8-12 сентября. 11-й час вечера

Тишина (Леонилла в Снегирях, я одна в комнате). Так много накопилось мыслеобразов и мыслечувств за это время, в которое не прикасалась к этой тетради. И так мало сил (мозговых? нервных?) для оформления их. Попробую хоть перечислить то, что было содержанием не вписанных сюда дней и ночей.

День Наташиного имени. Ее неотступное в этот день пребывание среди нас. (Впрочем, это, может быть, относится только ко мне. С Наташей вот уже шестой год, как прах ее на Ваганьковском кладбище, я почти не расстаюсь).

В тоске от разлуки с природой, в приступе какого-то ребяческого отчаяния, что вот уже лету конец, а я только раз побывала в лесу, кинулась в Измайлово. Ника, мой верный рыцарь, проводил меня через лес к Фаворским. Деревья еще зелены. Но на траве уже много желтых листьев. Ника собрал для меня много розовых, золотых и пунцовых листьев клена, даже на дерево за ними лазил. Букет их чудесно просвечивает на верхушке моего абажура, и от него на стенах моего угла и на потолке фантастические тени.

У Фаворских: Мария Владимировна и Владимир Андреевич показали свои картины. Миловидные, палево-розовые пейзажи Марии Владимировны (влюблена в “душу деревьев”). Чудесные гравюры Владимира Андреевича. Подарил мне Кутузова на фоне горящей Москвы. Маленькая Раутенделейн[837] (их дочь, Машенька – 19 лет) удачно схватила Никин профиль. Дарила мне его – но я постеснялась взять. Какое благообразие быта внешнего и внутреннего в этой семье и какая причарованность к искусству.
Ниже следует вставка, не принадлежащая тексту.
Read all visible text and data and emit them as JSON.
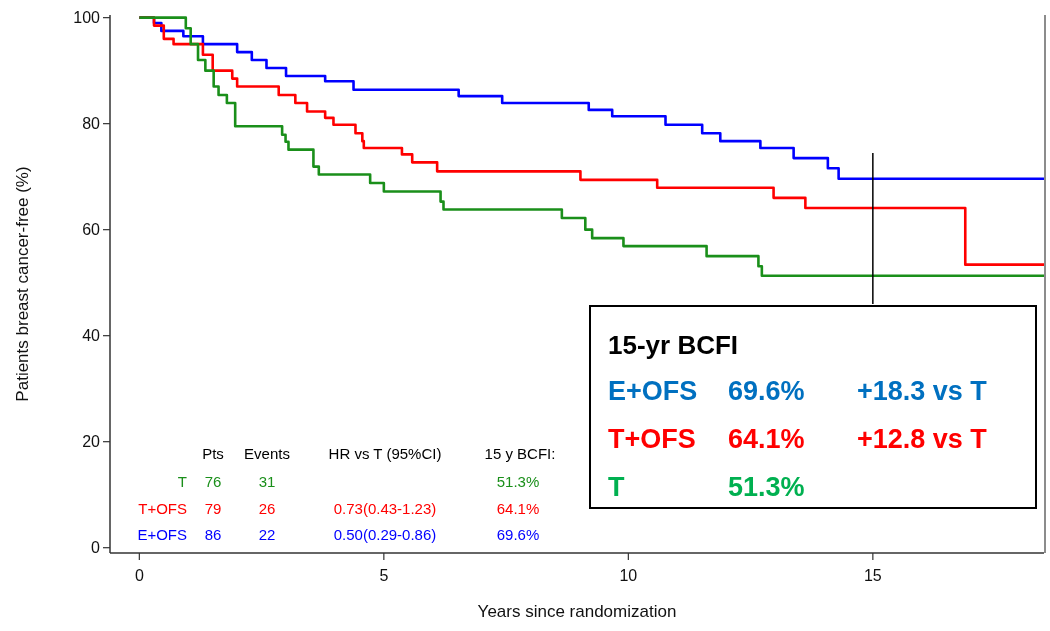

Ничем другим как будто и не живут. И эта сила творческого устремления помогает (особенно отцу помогает), не надломившись, перенести огромное горе – гибель обоих сыновей на фронте.

…Печаль о Тане – но не смею жалеть ее (есть души, в такой мере с головы до ног вооруженные – волей, силой особого рода гордости, что испытания, какие бы то ни было, веришь, они вынесут, не изменив себе и с пользой для душевного роста (Вера Фигнер, Людмила Волкенштейн). В Танином же случае помимо всего нет “состава преступления”[838]. Она далека от всякой политики, от политических интересов, рыцарски лояльна предержащей власти, перворазрядно способный, добросовестный и высококвалифицированный культурный работник. Невыгодно государству таких людей отрывать от дела надолго.